L’on a beaucoup parlé, à juste titre, des camps nazis et de leurs atrocités. La même chose se passe en URSS ; par exemple, à partir de 1937, Grigori Loïssevitch, commandant du service médical « pouvait faire ses expériences directement sur des êtres humains, et non sur des lapins, ce qui a permis des avancées rapides et efficaces. On parle de ce genre d’expériences dans les camps de la mort nazis sans se rendre compte que des horreurs analogues étaient pratiquées au même moment à Moscou »
Comme souvent l’horreur côtoie quelque fois le beau. « Le goulag n’était pas qu’un lieu de mort. La vie artistique y était, paradoxalement, en ébullition. Il faut dire que s’y concentrait une somme invraisemblable de talents, peintres, musiciens, écrivains et dramaturges , venus des quatre coins de l’empire. »
L’équipe arrive à Cuba !! Non, non, c’est pure galéjade ou dérision car Kubume est le point le plus froid de la planète.
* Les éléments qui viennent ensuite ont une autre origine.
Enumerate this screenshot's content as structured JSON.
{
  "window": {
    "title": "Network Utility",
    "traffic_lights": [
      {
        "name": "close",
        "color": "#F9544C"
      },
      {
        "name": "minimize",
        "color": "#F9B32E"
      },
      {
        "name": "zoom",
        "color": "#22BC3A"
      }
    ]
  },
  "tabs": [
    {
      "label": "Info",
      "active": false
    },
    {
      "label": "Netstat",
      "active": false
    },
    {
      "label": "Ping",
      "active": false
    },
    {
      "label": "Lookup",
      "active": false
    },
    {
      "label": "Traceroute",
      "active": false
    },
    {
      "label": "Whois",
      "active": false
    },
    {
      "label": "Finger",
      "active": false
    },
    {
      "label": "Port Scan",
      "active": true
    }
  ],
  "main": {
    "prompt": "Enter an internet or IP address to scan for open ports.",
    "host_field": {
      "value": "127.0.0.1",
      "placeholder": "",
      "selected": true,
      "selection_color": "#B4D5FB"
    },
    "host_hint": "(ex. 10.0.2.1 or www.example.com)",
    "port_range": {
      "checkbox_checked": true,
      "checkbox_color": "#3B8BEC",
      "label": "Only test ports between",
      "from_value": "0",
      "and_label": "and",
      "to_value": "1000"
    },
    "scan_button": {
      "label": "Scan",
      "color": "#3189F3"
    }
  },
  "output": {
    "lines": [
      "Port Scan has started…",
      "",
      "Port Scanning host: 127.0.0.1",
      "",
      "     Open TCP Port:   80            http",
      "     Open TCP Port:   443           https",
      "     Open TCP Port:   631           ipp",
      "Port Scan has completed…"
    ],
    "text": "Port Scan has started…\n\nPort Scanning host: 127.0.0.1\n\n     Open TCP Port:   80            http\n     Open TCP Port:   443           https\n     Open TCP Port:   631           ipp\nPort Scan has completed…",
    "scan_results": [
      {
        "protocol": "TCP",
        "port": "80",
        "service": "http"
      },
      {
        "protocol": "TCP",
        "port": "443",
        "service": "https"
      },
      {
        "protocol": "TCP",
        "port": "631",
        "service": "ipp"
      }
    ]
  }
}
Pourtant ils entrent dans un « restoroute » cabane en tôle lambrissée de lattes de bois où trois « mamas iakoutes » leur cuisinent des boulettes de viande et riz. Chalamov a vécu dans ce village aujourd’hui abandonné alors qu’il est en résidence surveillée et officie comme aide soignant.
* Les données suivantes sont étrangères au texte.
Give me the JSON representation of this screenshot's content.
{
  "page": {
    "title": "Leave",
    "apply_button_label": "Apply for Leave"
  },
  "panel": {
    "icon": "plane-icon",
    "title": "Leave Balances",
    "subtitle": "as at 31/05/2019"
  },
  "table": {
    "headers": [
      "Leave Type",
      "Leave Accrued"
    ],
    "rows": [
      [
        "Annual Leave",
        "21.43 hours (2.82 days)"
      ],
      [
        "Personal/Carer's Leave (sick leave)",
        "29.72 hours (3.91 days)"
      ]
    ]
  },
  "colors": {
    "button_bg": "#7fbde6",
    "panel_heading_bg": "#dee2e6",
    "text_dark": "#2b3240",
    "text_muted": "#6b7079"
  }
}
Tomtor arrive avec son improbable hôtel et le musée des écrivains du Goulag. Ici, l’arrivée de Poutine n’est pas bien vécue « Il a complètement fermé le pays. A cause de son attitude, qui constitue à dresser le monde entier contre nous, on manque de tout et on ne peut plus voyager…. Les revenus du tourisme, qui n’étaient déjà pas bien élevés, ont chuté de 30 % depuis les sanctions économiques. Avant, il y avait des Américains qui venaient visiter la région…. Résultat, on ne les a plus vus depuis des années, et la Iakoutie n’a jamais été aussi pauvre qu’aujourd’hui ».
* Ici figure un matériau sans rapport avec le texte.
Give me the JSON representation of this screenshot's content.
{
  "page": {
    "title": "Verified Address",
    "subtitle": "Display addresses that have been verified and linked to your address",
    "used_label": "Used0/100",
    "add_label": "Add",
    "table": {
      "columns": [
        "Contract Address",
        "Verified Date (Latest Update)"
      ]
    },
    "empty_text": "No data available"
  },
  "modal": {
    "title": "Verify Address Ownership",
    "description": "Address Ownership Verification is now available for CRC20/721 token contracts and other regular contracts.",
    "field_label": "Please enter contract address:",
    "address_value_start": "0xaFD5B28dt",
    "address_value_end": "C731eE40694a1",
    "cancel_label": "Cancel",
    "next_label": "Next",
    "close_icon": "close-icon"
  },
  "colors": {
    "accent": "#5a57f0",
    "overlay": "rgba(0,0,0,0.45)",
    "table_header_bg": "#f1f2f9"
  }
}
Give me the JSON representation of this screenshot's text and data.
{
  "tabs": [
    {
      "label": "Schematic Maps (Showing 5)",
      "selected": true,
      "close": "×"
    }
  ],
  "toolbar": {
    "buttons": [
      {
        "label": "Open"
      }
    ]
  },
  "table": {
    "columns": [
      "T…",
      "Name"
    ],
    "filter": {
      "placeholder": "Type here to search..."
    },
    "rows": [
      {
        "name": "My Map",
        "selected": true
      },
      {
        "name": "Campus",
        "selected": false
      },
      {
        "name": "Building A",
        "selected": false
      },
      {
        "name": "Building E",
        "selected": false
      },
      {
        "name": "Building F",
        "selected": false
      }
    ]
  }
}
Ils rencontrent les Evenks, clan matriarcal d’éleveurs de rennes qui a choisi délibérément « une mise à l’écart volontaire de la civilisation qu’ils méprisent et avec laquelle ils refusent tout contact »
Ce livre est une leçon d’histoire réaliste, dense, fort bien documentée avec le récit des rescapés du Goulag resté sur place car les Zeks n’avaient plus leur place ailleurs. Je vois ce que Poutine veut dire en parlant de la dénazification de l’Ukraine. La description des paysages, des habitants est habitée par les silences ; Le silence du respect, celui des oubliés du nord, des paysages envahis par la neige. De temps à autre, une petite anecdote amusante déride.
Michaël Prazan réalise des documentaires et cela se sent dans son écriture très descriptive, précise, allant jusqu’à me faire ressentir le froid polaire (cela tombe bien, j’ai lu le livre pendant les grosses chaleurs!). Ce récit d’aventures
Les derniers chapitres ne parlent presque exclusivement que de Varlam (le chat)… cela peut paraître paradoxal après les pages précédentes mais, je me demande si, en pointillé, il n’y aurait pas le cheminement de l’auteur vers sa guérison.
Les paysages, les habitants, la beauté austère des paysages, la chaleur des habitants et… l’histoire de la Russie avec l’écriture de Michaël Prazan... Bref le genre de lecture que j’aime qui m’ouvre de nouveaux horizons géographiques, humains et politiques.